From the onset is it important to note that the Island country is a merry country with many festivals, and just like all festivals, people tend to loose themselves in the heat of the festivity, and as such extreme caution should be exercised especially in the Island of Trinidad. Driving is on the left hand side and overtaking on the right hand side. The country traffic rule prohibits U-turns and left turns on a red light. You need also to be wary of Taxi, most of which are driven without due respect to the local traffic rules, and as such, you need to keep a safe distance from them whenever you are driving. Local drivers prefer using the hand signals for direction, and as such you should acquaint yourself with such signs for easy interpretation.

You should not overtake in the following places: pedestrian crossing, road junction, or bend.

Minimum driving age

The threshold age for car hire in the country is twenty five years. You need also to have held the license for a minimum of two years.

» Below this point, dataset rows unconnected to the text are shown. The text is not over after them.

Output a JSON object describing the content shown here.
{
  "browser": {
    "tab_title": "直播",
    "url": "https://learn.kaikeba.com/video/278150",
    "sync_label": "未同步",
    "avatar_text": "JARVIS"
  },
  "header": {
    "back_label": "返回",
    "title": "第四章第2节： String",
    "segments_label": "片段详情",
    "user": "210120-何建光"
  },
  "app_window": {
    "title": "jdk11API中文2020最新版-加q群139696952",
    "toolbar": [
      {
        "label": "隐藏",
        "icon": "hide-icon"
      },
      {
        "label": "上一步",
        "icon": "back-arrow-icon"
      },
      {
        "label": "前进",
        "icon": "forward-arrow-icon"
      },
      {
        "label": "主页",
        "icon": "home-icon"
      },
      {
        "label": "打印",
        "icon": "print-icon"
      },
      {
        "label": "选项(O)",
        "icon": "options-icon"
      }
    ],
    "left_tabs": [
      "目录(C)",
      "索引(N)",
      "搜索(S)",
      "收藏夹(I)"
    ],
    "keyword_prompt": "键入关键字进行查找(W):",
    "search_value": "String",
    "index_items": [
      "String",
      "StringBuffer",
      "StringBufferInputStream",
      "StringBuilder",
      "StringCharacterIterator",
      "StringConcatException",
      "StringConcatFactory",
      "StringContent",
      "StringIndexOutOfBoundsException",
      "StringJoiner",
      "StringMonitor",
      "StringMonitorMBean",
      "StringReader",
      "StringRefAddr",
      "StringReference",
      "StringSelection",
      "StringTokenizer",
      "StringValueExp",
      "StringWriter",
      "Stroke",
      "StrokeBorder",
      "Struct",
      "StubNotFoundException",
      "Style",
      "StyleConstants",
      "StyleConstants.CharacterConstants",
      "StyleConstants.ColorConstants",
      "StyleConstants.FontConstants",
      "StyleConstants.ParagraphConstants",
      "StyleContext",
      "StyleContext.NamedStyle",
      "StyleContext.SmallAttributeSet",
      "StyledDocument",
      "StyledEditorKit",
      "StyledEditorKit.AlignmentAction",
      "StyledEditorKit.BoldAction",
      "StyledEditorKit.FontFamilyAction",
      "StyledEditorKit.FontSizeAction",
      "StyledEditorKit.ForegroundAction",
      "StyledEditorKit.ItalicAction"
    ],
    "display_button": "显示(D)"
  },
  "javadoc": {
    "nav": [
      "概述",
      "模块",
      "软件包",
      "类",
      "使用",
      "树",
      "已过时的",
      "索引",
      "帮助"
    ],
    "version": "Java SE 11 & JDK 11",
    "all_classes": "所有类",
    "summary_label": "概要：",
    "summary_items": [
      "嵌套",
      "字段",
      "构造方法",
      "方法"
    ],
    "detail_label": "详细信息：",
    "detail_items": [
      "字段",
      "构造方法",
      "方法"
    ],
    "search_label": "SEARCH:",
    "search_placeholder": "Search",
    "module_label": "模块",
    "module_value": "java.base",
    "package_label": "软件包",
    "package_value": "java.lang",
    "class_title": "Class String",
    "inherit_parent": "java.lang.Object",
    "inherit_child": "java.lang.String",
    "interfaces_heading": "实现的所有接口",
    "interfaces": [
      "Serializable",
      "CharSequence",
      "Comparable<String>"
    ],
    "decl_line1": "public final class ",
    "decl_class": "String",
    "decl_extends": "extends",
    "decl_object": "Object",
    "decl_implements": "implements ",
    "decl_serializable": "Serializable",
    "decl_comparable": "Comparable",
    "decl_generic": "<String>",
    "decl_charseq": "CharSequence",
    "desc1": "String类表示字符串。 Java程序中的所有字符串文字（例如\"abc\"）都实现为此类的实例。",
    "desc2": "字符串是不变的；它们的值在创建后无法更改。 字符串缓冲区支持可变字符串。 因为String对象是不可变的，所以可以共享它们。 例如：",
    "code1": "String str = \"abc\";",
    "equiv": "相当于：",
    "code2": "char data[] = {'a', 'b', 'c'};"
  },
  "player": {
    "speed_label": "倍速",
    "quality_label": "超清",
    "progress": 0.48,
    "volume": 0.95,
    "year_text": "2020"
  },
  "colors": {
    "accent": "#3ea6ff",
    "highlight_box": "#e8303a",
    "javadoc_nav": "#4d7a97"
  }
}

Steps to take in case of an accident

According to the republic of Trinidad and Tobago drivers’ manual, you need to do the following when you are involved in a road accident: attend to injured person(s) if they are any, do not move the vehicle unless it is in a place that causes obstruction to other road users, sketch the accident scene, get the name, telephone number, and address of the other party including the witness. If you have a Camera with you, take Photos of the accident scene and finally, avoid making statement acknowledging liability.

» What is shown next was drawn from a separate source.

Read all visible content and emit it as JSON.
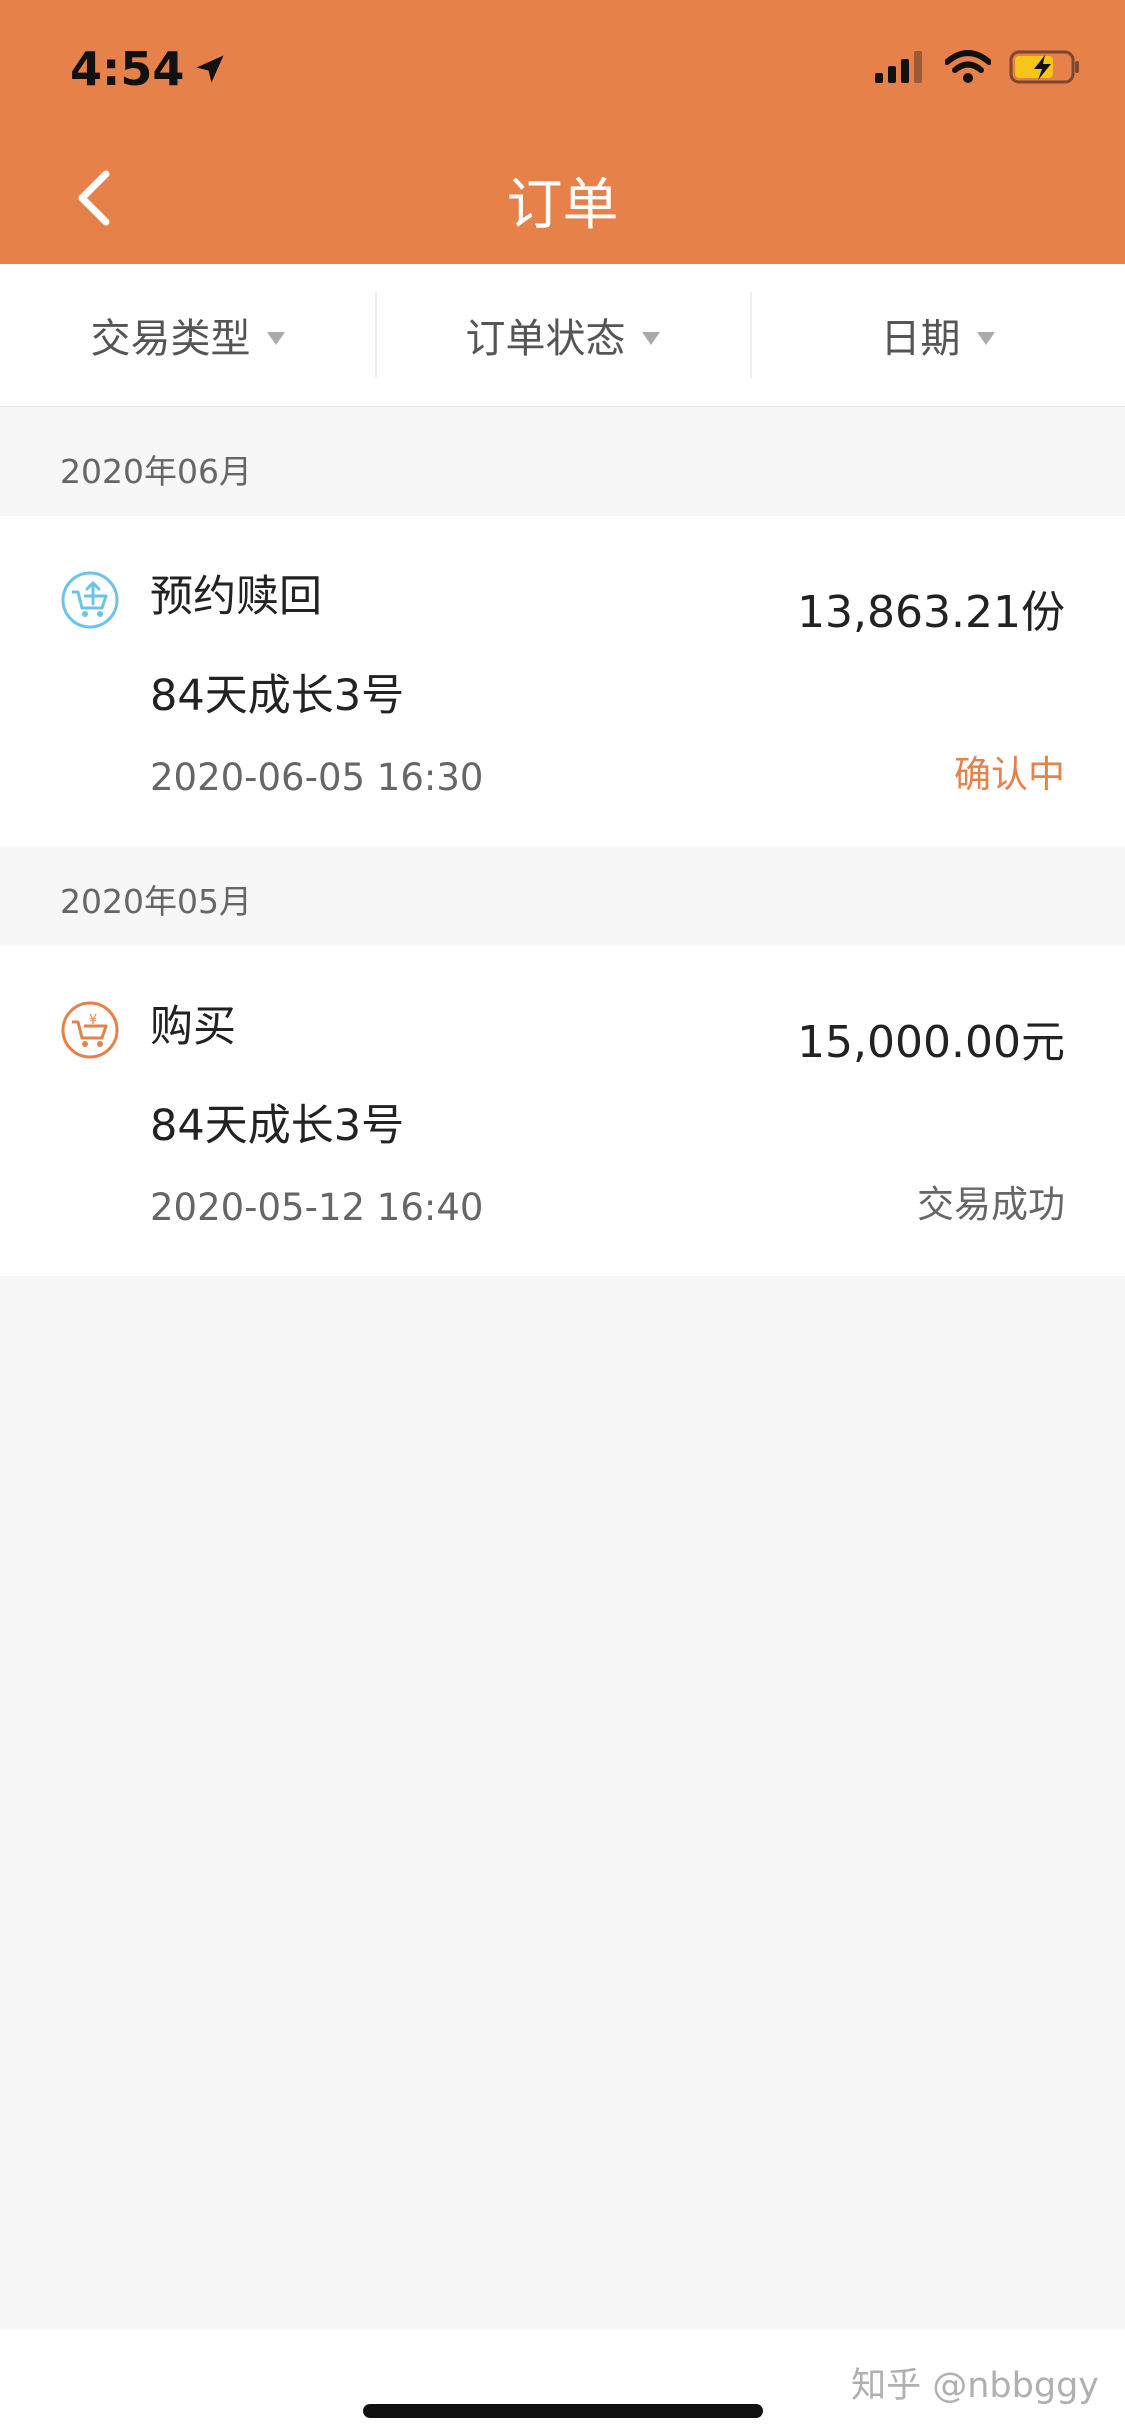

You need also to inform the police, the car rental company and the insurance company. Contact the police through the number: 999 for ambulance and fire services use the number 990.

Safety belt requirements

Although rarely implemented, the country laws stipulate that all car occupants need to use a safety belt. Children less than twelve years should have specially fitted seats.

Fuel prices

Trinidad and Tobago is an oil producing country, and as such, petroleum is relatively cheaper compared to other Caribbean countries. However, the price keeps on fluctuating with respect to market changes. Local petrol stations operate from 8:00am to 8:00Pm.

Alcohol limit

The legal alcohol limit is 0.08%. Although this rule is rarely enforced, it is advisable to avoid alcohol if you plan on driving for obvious reasons.

Important documents

As a foreign driver, always have the following with you at all times: International driving license, vehicle lease documents, insurance documents, and a passport if you come from Vietnam, china and South Africa.

Toll roads

Due to its small size, the country has only one toll road in a controlled-access highway.

Speed Limits

Across the two Islands, the following speed limits apply. In built-up areas: 55km/hr., and in Highways: 80km/hr. Like many traffic rules, this is rarely enforced a factor that has made the Island have one of the highest accident rates in the Caribbean countries.

Parking requirements

Always park your car at designated places where security is assured. Don’t leave valuables in a vehicle. In the Capital Port of Spain, Parking is haphazard and parking space is not guaranteed. In most places, parking is free. Parking is prohibited in the following places: hospital entrances, fire stations, and bus stops.